This is the repository for the code in the paper FIFAKT: Each Encounter Counts: Modeling Language Learning and Forgetting. LAK23: 13th International Learning Analytics and Knowledge Conference. Authors: Boxuan Ma, Gayan Prasad Hettiarachchi, Sora Fukui and Yuji Ando. (LINK)
If you find this repository useful, please cite our work
@inproceedings{ma2023each,
title={Each Encounter Counts: Modeling Language Learning and Forgetting},
author={Ma, Boxuan and Hettiarachchi, Gayan Prasad and Fukui, Sora and Ando, Yuji},
booktitle={LAK23: 13th International Learning Analytics and Knowledge Conference},
pages={79--88},
year={2023}
}
Language learning applications usually estimate the learner's language knowledge over time to provide personalized practice content for each learner at the optimal timing. However, accurately predicting language knowledge or linguistic skills is much more challenging than math or science knowledge, as many language tasks involve memorization and retrieval. Learners must memorize a large number of words and meanings, which are prone to be forgotten without practice. Although a few studies consider forgetting when modeling learners' language knowledge, they tend to apply traditional models, consider only partial information about forgetting, and ignore linguistic features that may significantly influence learning and forgetting. This paper focuses on modeling and predicting learners' knowledge by considering their forgetting behavior and linguistic features in language learning. Specifically, we first explore the existence of forgetting behavior and cross-effects in real-world language learning datasets through empirical studies. Based on these, we propose a model for predicting the probability of recalling a word given a learner’s practice history.

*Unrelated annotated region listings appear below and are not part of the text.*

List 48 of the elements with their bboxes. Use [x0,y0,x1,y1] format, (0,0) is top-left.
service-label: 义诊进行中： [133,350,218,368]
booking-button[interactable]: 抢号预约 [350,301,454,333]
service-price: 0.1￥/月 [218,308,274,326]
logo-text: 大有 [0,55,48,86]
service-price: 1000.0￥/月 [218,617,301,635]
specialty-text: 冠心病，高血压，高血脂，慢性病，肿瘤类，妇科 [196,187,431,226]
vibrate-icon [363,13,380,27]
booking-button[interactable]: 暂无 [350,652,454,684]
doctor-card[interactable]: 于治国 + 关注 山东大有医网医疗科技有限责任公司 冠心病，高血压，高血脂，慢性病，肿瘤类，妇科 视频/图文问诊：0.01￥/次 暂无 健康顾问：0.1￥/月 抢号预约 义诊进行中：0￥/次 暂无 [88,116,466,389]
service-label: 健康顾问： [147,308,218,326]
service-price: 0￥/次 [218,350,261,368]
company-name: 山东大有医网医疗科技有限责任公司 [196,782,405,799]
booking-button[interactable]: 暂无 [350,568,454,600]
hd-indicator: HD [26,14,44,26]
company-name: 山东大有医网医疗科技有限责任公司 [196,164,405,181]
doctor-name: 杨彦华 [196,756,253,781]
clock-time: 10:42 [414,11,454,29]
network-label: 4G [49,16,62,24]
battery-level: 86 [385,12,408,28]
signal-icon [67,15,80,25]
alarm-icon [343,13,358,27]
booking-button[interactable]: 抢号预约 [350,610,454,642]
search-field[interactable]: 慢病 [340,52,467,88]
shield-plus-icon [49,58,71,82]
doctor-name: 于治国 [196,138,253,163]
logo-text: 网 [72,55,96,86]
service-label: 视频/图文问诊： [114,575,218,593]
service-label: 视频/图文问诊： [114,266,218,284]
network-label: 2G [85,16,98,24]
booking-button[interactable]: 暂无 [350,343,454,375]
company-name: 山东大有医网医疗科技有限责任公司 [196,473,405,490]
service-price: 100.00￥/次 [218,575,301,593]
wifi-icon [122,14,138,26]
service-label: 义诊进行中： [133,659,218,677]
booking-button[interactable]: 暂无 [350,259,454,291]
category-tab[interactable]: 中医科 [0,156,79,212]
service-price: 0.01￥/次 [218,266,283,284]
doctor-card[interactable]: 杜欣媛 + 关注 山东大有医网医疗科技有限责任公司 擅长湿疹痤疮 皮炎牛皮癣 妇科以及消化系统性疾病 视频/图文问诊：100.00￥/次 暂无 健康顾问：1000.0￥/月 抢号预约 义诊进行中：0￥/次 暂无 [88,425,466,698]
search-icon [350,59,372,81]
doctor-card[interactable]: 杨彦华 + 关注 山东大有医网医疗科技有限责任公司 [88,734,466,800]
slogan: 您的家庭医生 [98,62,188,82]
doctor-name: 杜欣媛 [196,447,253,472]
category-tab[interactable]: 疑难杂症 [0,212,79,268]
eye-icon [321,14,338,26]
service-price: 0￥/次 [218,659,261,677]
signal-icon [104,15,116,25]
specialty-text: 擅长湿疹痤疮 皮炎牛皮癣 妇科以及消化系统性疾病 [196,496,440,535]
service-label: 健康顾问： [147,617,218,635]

The model incorporates key information related to forgetting, question formats, and semantic similarities between words using the attention mechanism. Experiments on two real-world datasets show that the proposed model improves performance compared to baselines. Moreover, the results indicate that combining multiple types of forgetting information and item format improves performance. In addition, we find that incorporating semantic features, such as word embeddings, to model similarities between words in a learner's practice history and their effects on memory also improves the model.
The Duolingo data we used can be downloaded from Duolingo. We also use their HLR code as a baseline for our experiments.
The Tagetomo data we used is private and belongs to Obunsha Inc., so we cannot make it public.
Some of the code in this repository is based on code from Benoît Choffin's DAS3H repository and Brian Zylich's Linguistic Skill Modeling repository.